The Indian poultry industry is taking drastic measures to counteract the sharp increase in soybean meal prices, which have surged by over 40% in the past month. This essential feed component's price hike has significantly raised production costs, prompting industry leaders to reduce poultry production by 25%.
Industry-Wide Response
In a recent meeting chaired by Bahadur Ali, Chairman of the All India Poultry Breeders Association, several key industry bodies, including the Compound Livestock Feed Manufacturers Association of India (CLFMA) and the Karnataka Poultry Farmers and Breeders Association (KPFBA), discussed the crisis. The consensus was to cut production immediately to manage the financial strain.

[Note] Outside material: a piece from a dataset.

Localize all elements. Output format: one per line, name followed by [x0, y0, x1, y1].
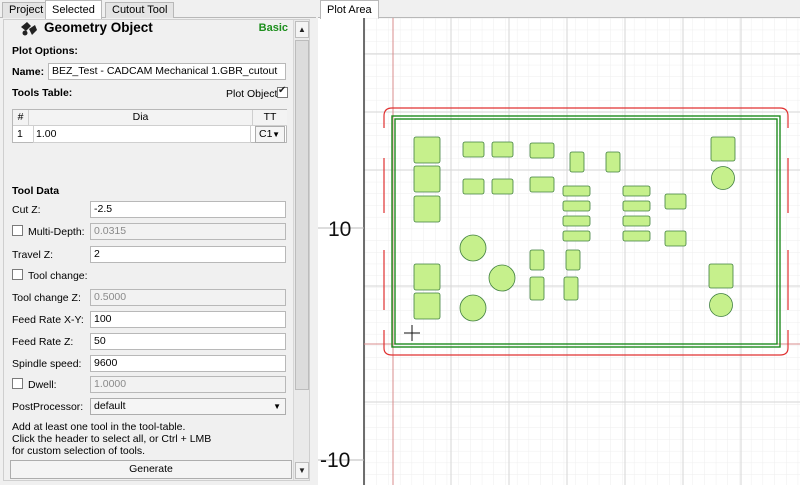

"The increase in soybean prices is primarily due to hoarding and speculative trading," noted industry representatives.
Supply Chain Challenges
The price surge is attributed to speculative trading despite adequate domestic production. The National Agricultural Cooperative Marketing Federation of India (NAFED) has been implicated in these activities, with stockists allegedly manipulating prices.

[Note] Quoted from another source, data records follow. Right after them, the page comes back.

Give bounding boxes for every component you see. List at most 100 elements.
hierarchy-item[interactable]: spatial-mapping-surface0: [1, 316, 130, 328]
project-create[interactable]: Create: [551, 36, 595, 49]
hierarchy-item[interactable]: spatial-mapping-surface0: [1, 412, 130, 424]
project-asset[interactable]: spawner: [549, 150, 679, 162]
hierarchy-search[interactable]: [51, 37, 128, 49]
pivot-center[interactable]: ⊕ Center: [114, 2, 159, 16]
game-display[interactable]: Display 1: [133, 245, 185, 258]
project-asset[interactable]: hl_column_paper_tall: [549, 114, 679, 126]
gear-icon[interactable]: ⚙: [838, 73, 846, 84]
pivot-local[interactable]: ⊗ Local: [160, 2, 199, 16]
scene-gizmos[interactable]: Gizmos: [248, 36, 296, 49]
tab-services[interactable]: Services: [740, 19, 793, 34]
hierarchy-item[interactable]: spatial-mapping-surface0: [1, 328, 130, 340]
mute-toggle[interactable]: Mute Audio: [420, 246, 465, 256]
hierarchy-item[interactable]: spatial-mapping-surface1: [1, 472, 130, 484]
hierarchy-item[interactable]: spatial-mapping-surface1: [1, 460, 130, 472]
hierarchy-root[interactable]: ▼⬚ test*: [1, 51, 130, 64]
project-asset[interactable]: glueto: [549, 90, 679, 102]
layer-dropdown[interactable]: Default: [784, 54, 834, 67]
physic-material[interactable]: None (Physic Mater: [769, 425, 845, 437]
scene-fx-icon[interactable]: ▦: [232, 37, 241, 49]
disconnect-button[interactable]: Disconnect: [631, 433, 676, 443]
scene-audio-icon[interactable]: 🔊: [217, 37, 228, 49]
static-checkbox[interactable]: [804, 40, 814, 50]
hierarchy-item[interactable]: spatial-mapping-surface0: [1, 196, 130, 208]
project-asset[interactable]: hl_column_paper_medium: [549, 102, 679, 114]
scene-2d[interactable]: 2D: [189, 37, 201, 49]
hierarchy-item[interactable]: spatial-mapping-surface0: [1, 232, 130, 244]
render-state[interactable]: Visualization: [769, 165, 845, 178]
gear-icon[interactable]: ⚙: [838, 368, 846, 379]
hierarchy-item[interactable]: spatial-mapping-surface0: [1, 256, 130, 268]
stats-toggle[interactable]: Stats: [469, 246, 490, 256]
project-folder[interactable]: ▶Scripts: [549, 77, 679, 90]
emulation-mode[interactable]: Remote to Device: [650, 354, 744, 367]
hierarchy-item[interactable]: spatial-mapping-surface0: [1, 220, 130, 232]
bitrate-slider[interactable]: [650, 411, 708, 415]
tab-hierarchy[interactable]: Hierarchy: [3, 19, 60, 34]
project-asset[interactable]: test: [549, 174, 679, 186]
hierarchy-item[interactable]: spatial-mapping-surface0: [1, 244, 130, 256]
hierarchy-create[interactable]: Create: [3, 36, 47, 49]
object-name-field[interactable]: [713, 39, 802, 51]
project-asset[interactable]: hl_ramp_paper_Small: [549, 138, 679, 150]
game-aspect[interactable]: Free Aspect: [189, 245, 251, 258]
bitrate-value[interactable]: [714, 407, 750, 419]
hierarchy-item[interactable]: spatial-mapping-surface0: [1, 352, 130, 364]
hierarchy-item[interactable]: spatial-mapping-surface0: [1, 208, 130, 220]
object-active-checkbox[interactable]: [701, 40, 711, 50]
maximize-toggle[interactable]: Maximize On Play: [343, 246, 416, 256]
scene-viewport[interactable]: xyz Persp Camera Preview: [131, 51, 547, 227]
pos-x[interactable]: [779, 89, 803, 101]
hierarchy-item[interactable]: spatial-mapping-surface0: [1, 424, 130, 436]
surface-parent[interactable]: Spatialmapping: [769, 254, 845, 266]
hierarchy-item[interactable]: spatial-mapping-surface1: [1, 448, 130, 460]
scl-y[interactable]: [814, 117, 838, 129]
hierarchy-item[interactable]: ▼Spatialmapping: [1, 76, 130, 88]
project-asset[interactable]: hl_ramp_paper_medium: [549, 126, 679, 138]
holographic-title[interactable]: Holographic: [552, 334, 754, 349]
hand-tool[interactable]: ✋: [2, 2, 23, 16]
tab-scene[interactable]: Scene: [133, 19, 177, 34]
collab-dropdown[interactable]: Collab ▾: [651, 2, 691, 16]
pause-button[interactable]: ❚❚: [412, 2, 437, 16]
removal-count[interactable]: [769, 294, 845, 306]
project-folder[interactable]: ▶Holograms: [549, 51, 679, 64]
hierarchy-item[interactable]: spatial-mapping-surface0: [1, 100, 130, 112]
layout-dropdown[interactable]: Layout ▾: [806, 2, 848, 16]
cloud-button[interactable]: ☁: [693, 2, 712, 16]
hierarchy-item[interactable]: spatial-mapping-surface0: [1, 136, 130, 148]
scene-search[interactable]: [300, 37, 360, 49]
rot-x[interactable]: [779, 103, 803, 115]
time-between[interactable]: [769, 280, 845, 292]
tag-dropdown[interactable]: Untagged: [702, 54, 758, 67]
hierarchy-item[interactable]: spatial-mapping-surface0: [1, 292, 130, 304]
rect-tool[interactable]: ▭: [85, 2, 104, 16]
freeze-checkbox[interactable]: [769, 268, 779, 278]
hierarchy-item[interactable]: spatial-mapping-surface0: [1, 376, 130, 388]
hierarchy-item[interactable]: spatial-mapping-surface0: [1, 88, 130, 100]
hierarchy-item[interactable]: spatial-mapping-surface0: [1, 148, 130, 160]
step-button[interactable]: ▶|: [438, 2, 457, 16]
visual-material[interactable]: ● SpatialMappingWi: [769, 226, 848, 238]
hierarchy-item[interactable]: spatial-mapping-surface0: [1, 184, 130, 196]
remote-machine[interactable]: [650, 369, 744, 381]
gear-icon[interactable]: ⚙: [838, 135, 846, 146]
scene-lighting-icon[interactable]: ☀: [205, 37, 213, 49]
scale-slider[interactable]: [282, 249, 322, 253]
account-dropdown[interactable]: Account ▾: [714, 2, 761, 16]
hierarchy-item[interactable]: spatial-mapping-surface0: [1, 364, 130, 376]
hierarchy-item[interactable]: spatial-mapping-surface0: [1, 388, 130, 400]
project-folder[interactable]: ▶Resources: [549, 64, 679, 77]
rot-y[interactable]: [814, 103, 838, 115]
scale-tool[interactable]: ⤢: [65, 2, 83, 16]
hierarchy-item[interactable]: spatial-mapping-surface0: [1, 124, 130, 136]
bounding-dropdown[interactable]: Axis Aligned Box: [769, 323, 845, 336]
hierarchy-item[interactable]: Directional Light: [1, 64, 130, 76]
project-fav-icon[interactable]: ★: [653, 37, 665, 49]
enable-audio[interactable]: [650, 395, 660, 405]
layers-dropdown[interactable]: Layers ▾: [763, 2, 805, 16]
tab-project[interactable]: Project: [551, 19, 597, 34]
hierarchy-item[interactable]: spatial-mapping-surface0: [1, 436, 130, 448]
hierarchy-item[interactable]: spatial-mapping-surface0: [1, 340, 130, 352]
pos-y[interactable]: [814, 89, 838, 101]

- Breeder Stock Culling: To manage excess supply, breeder stocks are being culled, with prices dropping from Rs 140 to Rs 65 per bird.
- Import Demands: The industry is urging the government to allow the import of GM soybean meal to stabilize feed costs.
Seasonal Demand Fluctuations
The production cut aligns with a traditional decline in chicken consumption during the monsoon and festival months of July to October, including Sawan, Navratri, and Durga Puja.
Price Outlook
The industry remains hopeful for government intervention to permit GM soybean meal imports, which could provide relief. The USDA and FAO data will be crucial in assessing future supply and demand dynamics.
| Month | Soybean Meal Price Increase | Poultry Production Cut |
|---|---|---|
| May 2026 | 40% | 25% |
| June 2026 | Continuing | Continuing |
The poultry sector's future hinges on regulatory decisions and market adjustments to stabilize feed prices.